Modeling datacenter-scale AI systems
How do we model the training/inference performance of datacenter scale AI systems? We would have to use a high-level performance model tied to a backing network/switch model. Taking the FireSim approach is unsuitable as the fidelity at which each node is modeled need not be in the RTL level. When running RTL simulations on FPGAs, the overall simulation throughput is tanked by tying them to a synchronous network model.
Hence, a high-level model that can run in the gigahertz range is crucial. Qemu runs at almost native speed, but does not model performance. What we can do here is to use sampled simulation: let a fast functional simulator run ahead and execute sampled-intervals in a high-level performance model. However, unlike a general purpose CPU, accelerators/GPUs don’t have a clear architectural state. This is a problem when sampling as we need to take state snapshots in order to initialize the performance model for each interval.

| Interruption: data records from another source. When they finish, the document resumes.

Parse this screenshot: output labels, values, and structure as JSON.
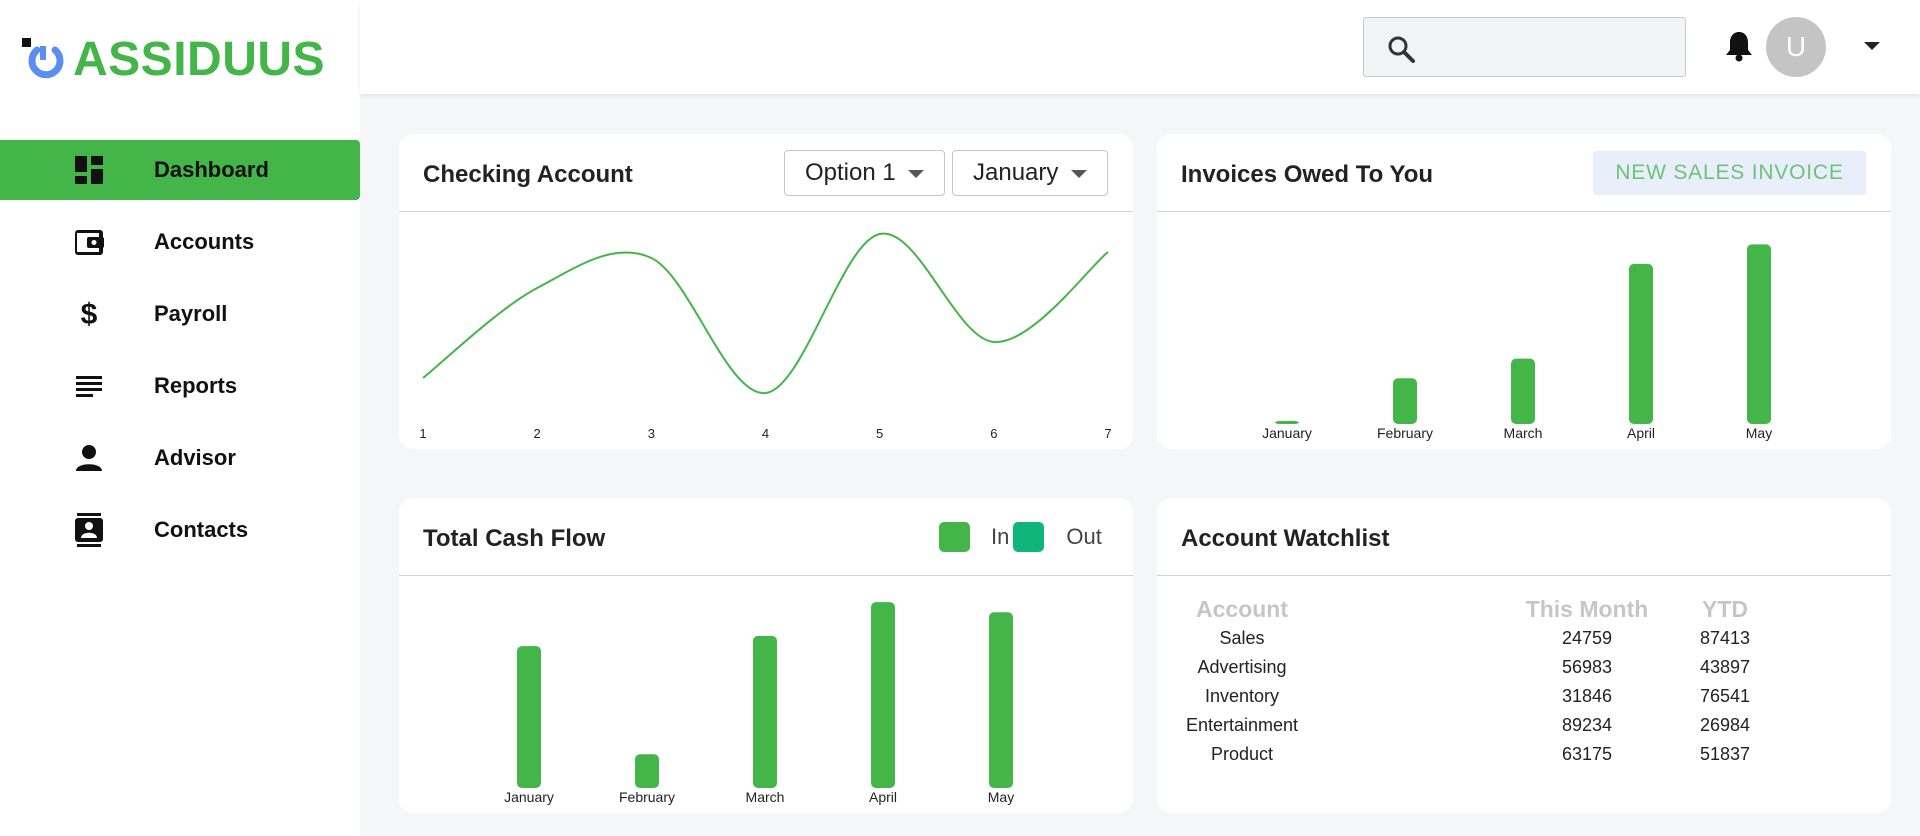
{
  "brand": {
    "name": "ASSIDUUS",
    "accent": "#44b549",
    "logo_blue": "#5a8ef0"
  },
  "sidebar": {
    "items": [
      {
        "label": "Dashboard",
        "icon": "dashboard-icon",
        "active": true
      },
      {
        "label": "Accounts",
        "icon": "wallet-icon",
        "active": false
      },
      {
        "label": "Payroll",
        "icon": "dollar-icon",
        "active": false
      },
      {
        "label": "Reports",
        "icon": "list-icon",
        "active": false
      },
      {
        "label": "Advisor",
        "icon": "person-icon",
        "active": false
      },
      {
        "label": "Contacts",
        "icon": "contact-card-icon",
        "active": false
      }
    ]
  },
  "topbar": {
    "search": {
      "value": "",
      "placeholder": ""
    },
    "avatar_initial": "U"
  },
  "checking": {
    "title": "Checking Account",
    "option_select": "Option 1",
    "month_select": "January"
  },
  "invoices": {
    "title": "Invoices Owed To You",
    "button": "NEW SALES INVOICE"
  },
  "cashflow": {
    "title": "Total Cash Flow",
    "legend_in": "In",
    "legend_out": "Out",
    "in_color": "#44b549",
    "out_color": "#0fb57b"
  },
  "watchlist": {
    "title": "Account Watchlist",
    "headers": [
      "Account",
      "This Month",
      "YTD"
    ],
    "rows": [
      [
        "Sales",
        "24759",
        "87413"
      ],
      [
        "Advertising",
        "56983",
        "43897"
      ],
      [
        "Inventory",
        "31846",
        "76541"
      ],
      [
        "Entertainment",
        "89234",
        "26984"
      ],
      [
        "Product",
        "63175",
        "51837"
      ]
    ]
  },
  "chart_data": [
    {
      "type": "line",
      "x": [
        1,
        2,
        3,
        4,
        5,
        6,
        7
      ],
      "values": [
        0,
        3,
        4,
        -0.5,
        4.8,
        1.2,
        4.2
      ],
      "ylim": [
        -1,
        5
      ],
      "title": "",
      "xlabel": "",
      "ylabel": ""
    },
    {
      "type": "bar",
      "categories": [
        "January",
        "February",
        "March",
        "April",
        "May"
      ],
      "values": [
        0.3,
        14,
        20,
        49,
        55
      ],
      "ylim": [
        0,
        60
      ],
      "title": "",
      "xlabel": "",
      "ylabel": ""
    },
    {
      "type": "bar",
      "categories": [
        "January",
        "February",
        "March",
        "April",
        "May"
      ],
      "series": [
        {
          "name": "In",
          "values": [
            42,
            10,
            45,
            55,
            52
          ]
        }
      ],
      "ylim": [
        0,
        58
      ],
      "title": "",
      "xlabel": "",
      "ylabel": ""
    }
  ]
}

The above issue (being unable to define a clear architectural state), can be addressed by developing a new architectural specification language. With this language, we will be able to describe the state of the machine as well as its update rules for every instruction/command. The language will provide a way to describe registers and memory elements in an abstract manner so that implementation details such as banking can be hidden. From a description of a machine with this language, it would be able to generate a functional simulator that has high performance and is able to run the entire software stack. Additionally, by annotating correspondence points in between the high-level model and the description, state injection can also be streamlined. Perhaps, as hardware is about states and how they are updated, we can further extend this as an HLS framework. Then we can take this to the extreme were we don’t even need a high-level performance model: we can perform sampled simulation using RTL. Finally, we can generate stubs for compiler frameworks such as Exo in order to accelerate the compiler optimization process.

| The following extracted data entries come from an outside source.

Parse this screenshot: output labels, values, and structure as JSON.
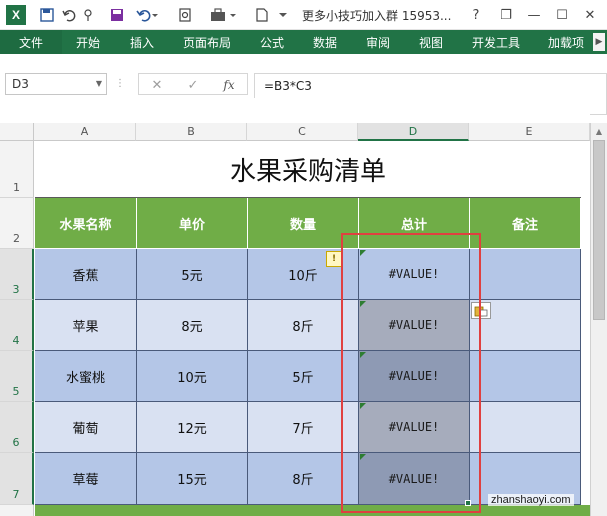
{
  "window": {
    "title": "更多小技巧加入群 15953...",
    "help_icon": "?",
    "restore_icon": "❐",
    "minimize_icon": "—",
    "maximize_icon": "☐",
    "close_icon": "✕"
  },
  "app": {
    "logo_letter": "X",
    "accent_color": "#217346"
  },
  "ribbon": {
    "tabs": [
      "文件",
      "开始",
      "插入",
      "页面布局",
      "公式",
      "数据",
      "审阅",
      "视图",
      "开发工具",
      "加载项"
    ]
  },
  "formula_bar": {
    "name_box": "D3",
    "cancel_icon": "✕",
    "enter_icon": "✓",
    "fx_label": "fx",
    "formula": "=B3*C3"
  },
  "sheet": {
    "columns": [
      "A",
      "B",
      "C",
      "D",
      "E"
    ],
    "selected_column": "D",
    "rows": [
      "1",
      "2",
      "3",
      "4",
      "5",
      "6",
      "7"
    ],
    "title": "水果采购清单",
    "headers": [
      "水果名称",
      "单价",
      "数量",
      "总计",
      "备注"
    ],
    "data": [
      [
        "香蕉",
        "5元",
        "10斤",
        "#VALUE!",
        ""
      ],
      [
        "苹果",
        "8元",
        "8斤",
        "#VALUE!",
        ""
      ],
      [
        "水蜜桃",
        "10元",
        "5斤",
        "#VALUE!",
        ""
      ],
      [
        "葡萄",
        "12元",
        "7斤",
        "#VALUE!",
        ""
      ],
      [
        "草莓",
        "15元",
        "8斤",
        "#VALUE!",
        ""
      ]
    ],
    "header_color": "#70ad47",
    "band_dark": "#b4c6e7",
    "band_light": "#d9e1f2",
    "highlight_color": "#e04040"
  },
  "watermark": "zhanshaoyi.com"
}
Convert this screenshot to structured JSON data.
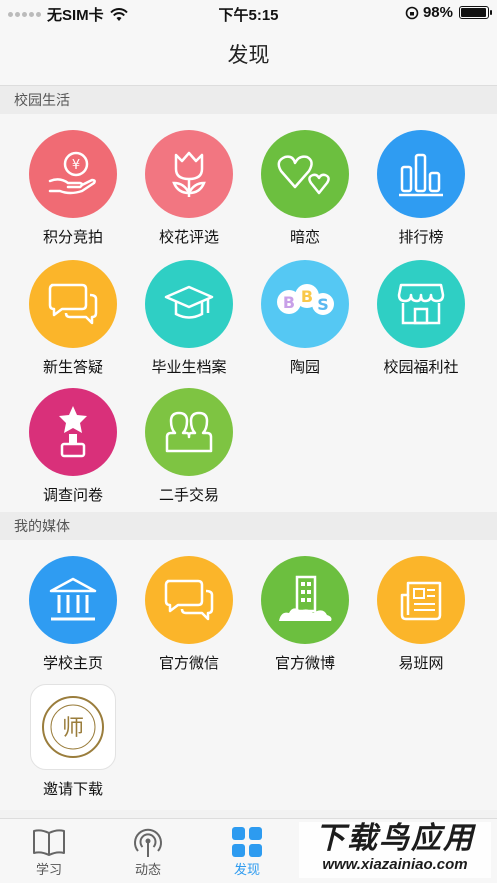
{
  "status_bar": {
    "carrier": "无SIM卡",
    "time": "下午5:15",
    "battery": "98%",
    "battery_level": 0.98
  },
  "nav": {
    "title": "发现"
  },
  "sections": [
    {
      "title": "校园生活",
      "items": [
        {
          "label": "积分竞拍",
          "color": "#f06b74",
          "icon": "coin-hand-icon"
        },
        {
          "label": "校花评选",
          "color": "#f27681",
          "icon": "tulip-icon"
        },
        {
          "label": "暗恋",
          "color": "#6cbf3f",
          "icon": "hearts-icon"
        },
        {
          "label": "排行榜",
          "color": "#2f9cf2",
          "icon": "bar-chart-icon"
        },
        {
          "label": "新生答疑",
          "color": "#fbb52a",
          "icon": "chat-bubbles-icon"
        },
        {
          "label": "毕业生档案",
          "color": "#2fcfc4",
          "icon": "graduation-cap-icon"
        },
        {
          "label": "陶园",
          "color": "#ffffff",
          "icon": "bbs-icon"
        },
        {
          "label": "校园福利社",
          "color": "#2fcfc4",
          "icon": "shop-icon"
        },
        {
          "label": "调查问卷",
          "color": "#d9307a",
          "icon": "trophy-icon"
        },
        {
          "label": "二手交易",
          "color": "#7ec442",
          "icon": "people-icon"
        }
      ]
    },
    {
      "title": "我的媒体",
      "items": [
        {
          "label": "学校主页",
          "color": "#2f9cf2",
          "icon": "school-building-icon"
        },
        {
          "label": "官方微信",
          "color": "#fbb52a",
          "icon": "chat-bubbles-icon"
        },
        {
          "label": "官方微博",
          "color": "#6cbf3f",
          "icon": "city-building-icon"
        },
        {
          "label": "易班网",
          "color": "#fbb52a",
          "icon": "newspaper-icon"
        },
        {
          "label": "邀请下载",
          "color": "#ffffff",
          "icon": "school-logo-icon",
          "logo_text": "师"
        }
      ]
    }
  ],
  "tabs": [
    {
      "label": "学习",
      "icon": "book-icon"
    },
    {
      "label": "动态",
      "icon": "broadcast-icon"
    },
    {
      "label": "发现",
      "icon": "grid-icon",
      "active": true
    }
  ],
  "watermark": {
    "line1": "下载鸟应用",
    "line2": "www.xiazainiao.com"
  }
}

For the switch model, we could start with a FireSim-like constant latency/BW model. However, it is unclear whether this simplification hides some insights that could have discovered with a better networking model. We could build a Mess-style performance model 1 for the switches and see how it affects the end-to-end simulation results. Or maybe we can even build Mess-style models for these accelerators (e.g., matrix dimensions vs throughput) and use these as high level models. Comparing the everything-Mess-style vs sampled-simulation + Mess-style networking simulation results would also be interesting as the results are completely unknown.
In summary, building a simulation system for datacenter-scale AI system leads to a wide range of research projects. First, we can build an architectural specification language and various compiler backends to generate functional simulators, RTL, and compiler framework stubs. Next, we can continue working on sampled simulation using RTL and come up with a systematic approach to move between simulator abstractions. Finally, building models that are curve-fitted from real hardware measurements and using them as baselines to alternatives would lead to interesting results.
This article does not reflect the views of the organization, its affiliates, or any individuals associated with it.